Assignment 8: Fake News - Programming for Data Science (Fall 2025)

Quick Facts¶

Create one notebook for this assignment, fake_or_real
Export as myst markdown (by installing jupytext which should include frontend features )
Upload (or push) to a branch called assignment8
Open a PR

Use the dataset linked above to answer the following questions:

Is the text or the title of an article more predictive of whether it is real or fake?
Are titles of real or fake news more similar to one another?

The data includes three columns:

Include narrative around the code required to answer the following questions and interpret the results to give an actual answer.

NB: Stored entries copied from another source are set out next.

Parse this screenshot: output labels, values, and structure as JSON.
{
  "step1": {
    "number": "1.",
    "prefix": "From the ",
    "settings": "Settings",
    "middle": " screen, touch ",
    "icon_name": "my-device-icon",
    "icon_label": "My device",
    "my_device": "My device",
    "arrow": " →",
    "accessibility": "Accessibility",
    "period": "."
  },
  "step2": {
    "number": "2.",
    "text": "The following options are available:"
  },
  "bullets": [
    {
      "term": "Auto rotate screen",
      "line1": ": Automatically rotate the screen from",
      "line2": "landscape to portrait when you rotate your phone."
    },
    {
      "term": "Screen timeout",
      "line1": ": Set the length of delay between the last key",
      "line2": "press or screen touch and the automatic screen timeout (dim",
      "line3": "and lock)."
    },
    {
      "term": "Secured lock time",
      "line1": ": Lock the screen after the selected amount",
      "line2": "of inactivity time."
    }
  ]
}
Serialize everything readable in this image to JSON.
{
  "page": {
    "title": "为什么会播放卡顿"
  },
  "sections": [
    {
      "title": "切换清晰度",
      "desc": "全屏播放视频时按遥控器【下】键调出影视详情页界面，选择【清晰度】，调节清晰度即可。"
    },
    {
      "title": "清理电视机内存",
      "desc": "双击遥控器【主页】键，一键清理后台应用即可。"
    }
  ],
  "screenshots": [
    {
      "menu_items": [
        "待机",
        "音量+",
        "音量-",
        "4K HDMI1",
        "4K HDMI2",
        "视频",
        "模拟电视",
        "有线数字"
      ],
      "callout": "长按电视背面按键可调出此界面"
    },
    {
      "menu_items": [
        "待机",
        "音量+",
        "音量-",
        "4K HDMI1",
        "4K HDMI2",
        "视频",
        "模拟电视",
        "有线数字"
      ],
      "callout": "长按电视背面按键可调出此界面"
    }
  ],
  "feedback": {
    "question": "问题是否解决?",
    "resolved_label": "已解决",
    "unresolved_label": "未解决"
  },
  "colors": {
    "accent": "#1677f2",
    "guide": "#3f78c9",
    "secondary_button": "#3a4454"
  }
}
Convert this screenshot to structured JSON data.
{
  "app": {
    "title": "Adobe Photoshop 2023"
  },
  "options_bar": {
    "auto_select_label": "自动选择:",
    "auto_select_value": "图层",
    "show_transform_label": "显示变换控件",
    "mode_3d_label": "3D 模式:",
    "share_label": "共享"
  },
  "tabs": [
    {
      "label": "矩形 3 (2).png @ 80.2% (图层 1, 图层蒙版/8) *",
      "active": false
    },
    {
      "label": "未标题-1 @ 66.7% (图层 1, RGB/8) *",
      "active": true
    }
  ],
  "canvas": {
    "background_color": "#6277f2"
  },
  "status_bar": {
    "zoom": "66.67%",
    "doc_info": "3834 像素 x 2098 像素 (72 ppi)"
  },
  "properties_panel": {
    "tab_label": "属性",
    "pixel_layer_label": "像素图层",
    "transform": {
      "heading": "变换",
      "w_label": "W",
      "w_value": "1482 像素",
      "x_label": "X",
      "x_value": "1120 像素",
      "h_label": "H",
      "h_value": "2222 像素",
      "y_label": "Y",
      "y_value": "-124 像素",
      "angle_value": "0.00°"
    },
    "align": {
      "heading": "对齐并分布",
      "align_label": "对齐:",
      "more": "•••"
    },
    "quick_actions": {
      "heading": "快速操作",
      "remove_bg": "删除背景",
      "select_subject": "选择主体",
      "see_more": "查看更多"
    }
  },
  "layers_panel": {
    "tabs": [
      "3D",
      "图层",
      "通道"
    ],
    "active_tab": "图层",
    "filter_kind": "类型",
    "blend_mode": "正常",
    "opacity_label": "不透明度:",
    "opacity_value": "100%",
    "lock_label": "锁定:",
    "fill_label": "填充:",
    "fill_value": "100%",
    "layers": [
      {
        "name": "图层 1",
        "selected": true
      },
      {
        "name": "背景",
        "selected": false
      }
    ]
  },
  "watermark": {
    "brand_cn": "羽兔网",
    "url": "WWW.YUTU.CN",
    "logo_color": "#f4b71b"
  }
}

Provide context on your answer and consider how strong it is based on what differences you can have in how you represent the data and how that might impact your model performance.
Consider if the analysis you have done is enough evidence answer the question from the analysis you have completed or could something else change the answer.
Use summary statistics and visualizations appropriately in order to explain your results.
To earn compare, you can compare classifiers or representations, but make sure it is an appriate comparison
If you have questions about how to work on any specific achievement post an issue on the repo

Some example questions/additional analyses to earn innovative:

deepen the analysis by breaking down the two questions above to make the more specific and detailed. For example, how much more predictive, how reliably more predictive, how sensitive to train/test split is your answer, is the more predictive model slower? if so what would be the tradeoff point?
stress test your model by generating additional fake news using an LLM and scraping additional, newer, high quality news articles(if possible, some news agencies are mad at LLM training procedures and have locked their content down) or using the ones in the 20 news groups dataset. In otherwords, create a new test set using real articles from trusted venues and prompt an llm to write fake article.
based on your analysis how could you help teach a person to spot fake news? (hint: model inspection)
How could you get an llm to generate news articles that your classifier thinks are real? (hint: model inspection)
how does it work if you use both the text and the title? Could you give people a simple flowchart that guides them to scan the title for things and then the article? How reliable can that be?
apply clustering to the data and interpret what the results would mean? Do the clusters relate to the articles being real or fake or something else?
add quantitative outcomes computed from the text and see if that value can be predicted from the titles (even as simple as article length)
could a better system be made using just the title first, then the text? what are the risks of that?